Now, let’s quickly review some anatomy and physiology of the hepatobiliary system, which is made of the liver, gallbladder, and bile ducts. The liver is in charge of producing bile, which is mostly made up of bile salts and acids, cholesterol, phospholipids, proteins, bilirubin and small amounts of various other compounds, like water, electrolytes, and bicarbonate.

Then, bile flows out of the liver through the hepatic ducts towards the gallbladder, where it’s stored. Now, eating fatty foods stimulates the cells in the small intestine to secrete cholecystokinin into the bloodstream.

Cholecystokinin, in turn, stimulates the gallbladder contraction, causing it to release bile through the cystic duct, then the common bile duct, and ultimately into the duodenum. Once in the duodenum, bile acts as a fat emulsifier, which essentially helps to digest lipids from food into small micelles, making them easier to absorb.

Now, gallstone formation is caused by precipitation of bile components, such as cholesterol and bilirubin, respectively leading to the formation of cholesterol gallstones and pigment gallstones.
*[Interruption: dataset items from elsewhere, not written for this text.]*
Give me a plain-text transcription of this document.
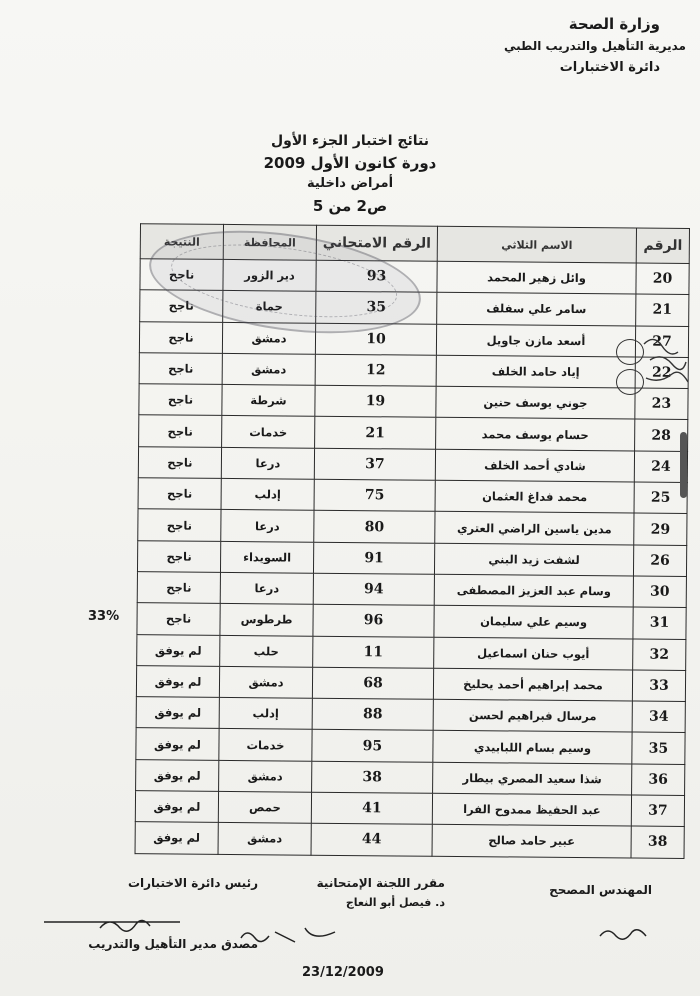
وزارة الصحة
مديرية التأهيل والتدريب الطبي
دائرة الاختبارات
نتائج اختبار الجزء الأول
دورة كانون الأول 2009
أمراض داخلية
ص2 من 5
الرقم	الاسم الثلاثي	الرقم الامتحاني	المحافظة	النتيجة
20	وائل زهير المحمد	93	دير الزور	ناجح
21	سامر علي سفلف	35	حماة	ناجح
27	أسعد مازن جاويل	10	دمشق	ناجح
22	إياد حامد الخلف	12	دمشق	ناجح
23	جوني يوسف حنين	19	شرطة	ناجح
28	حسام يوسف محمد	21	خدمات	ناجح
24	شادي أحمد الخلف	37	درعا	ناجح
25	محمد فداغ العثمان	75	إدلب	ناجح
29	مدين ياسين الراضي العتري	80	درعا	ناجح
26	لشفت زيد البني	91	السويداء	ناجح
30	وسام عبد العزيز المصطفى	94	درعا	ناجح
31	وسيم علي سليمان	96	طرطوس	ناجح
32	أيوب حنان اسماعيل	11	حلب	لم يوفق
33	محمد إبراهيم أحمد يحليخ	68	دمشق	لم يوفق
34	مرسال فبراهيم لحسن	88	إدلب	لم يوفق
35	وسيم بسام اللبابيدي	95	خدمات	لم يوفق
36	شذا سعيد المصري بيطار	38	دمشق	لم يوفق
37	عبد الحفيظ ممدوح الفرا	41	حمص	لم يوفق
38	عبير حامد صالح	44	دمشق	لم يوفق
33%
المهندس المصحح
مقرر اللجنة الإمتحانية
د. فيصل أبو النعاج
رئيس دائرة الاختبارات
مصدق مدير التأهيل والتدريب
23/12/2009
That being said, the main risk factors for cholesterol gallstones include being assigned female at birth, pregnancy, and oral contraceptive pills are associated with higher estrogen levels, which then increases cholesterol synthesis in the liver. Other common risk factors include obesity and a high cholesterol diet; as well as increasing age, especially after 40. These can be remembered by the 3 Os for stooones, so ovulating, obesity, and older.

Next, anything affecting the terminal ileum, like Crohn’s disease, or ileal resection, can reduce the reabsorption of bile acids into the circulation and back to the liver, increasing the risk of cholelithiasis. In addition, gallbladder stasis, or inactivity, has also been linked to gallstone formation. Risk factors for that include pregnancy and oral contraceptives, since progesterone also slows gallbladder emptying; and prolonged parenteral nutrition, which decreases cholecystokinin release and leads to biliary stasis.

On the other hand, risk factors for pigment gallstones include conditions that cause extravascular hemolysis, such as sickle cell anemia. In these situations, an increased rate of red blood cells metabolism leads to higher levels of bilirubin in the blood, which then passes on to the biliary tract. Other risk factors include conditions like cirrhosis, and cystic fibrosis.

Alright so, cholesterol gallstones are formed when the bile becomes supersaturated with cholesterol. This means that there’s so much cholesterol that the bile salts and phospholipids can’t hold anymore in solution. As a result, cholesterol precipitates, forming solid cholesterol monohydrate crystals.

In addition to cholesterol supersaturation, there’s biliary stasis due to mucus hypomotility, and hypersecretion in the gallbladder. In this environment, more cholesterol is added to existing crystals, leading to the formation of gallstones.

On the other hand, pigment gallstones are formed when there’s a concentration of unconjugated bilirubin in the bile that is higher than normal. These will bind to calcium ions and precipitate into calcium bilirubinate.

Now, these gallstones can either remain in the gallbladder, or move out and get lodged in a duct along their way, obstructing its bile flow. If the gallstone obstructs the cystic duct, this can lead to serious complications like acute cholecystitis, or inflammation of the gallbladder due to bile buildup. If the gallstone gets lodged further down in the common bile duct, this also blocks the flow of bile from the liver, which is known as cholestasis.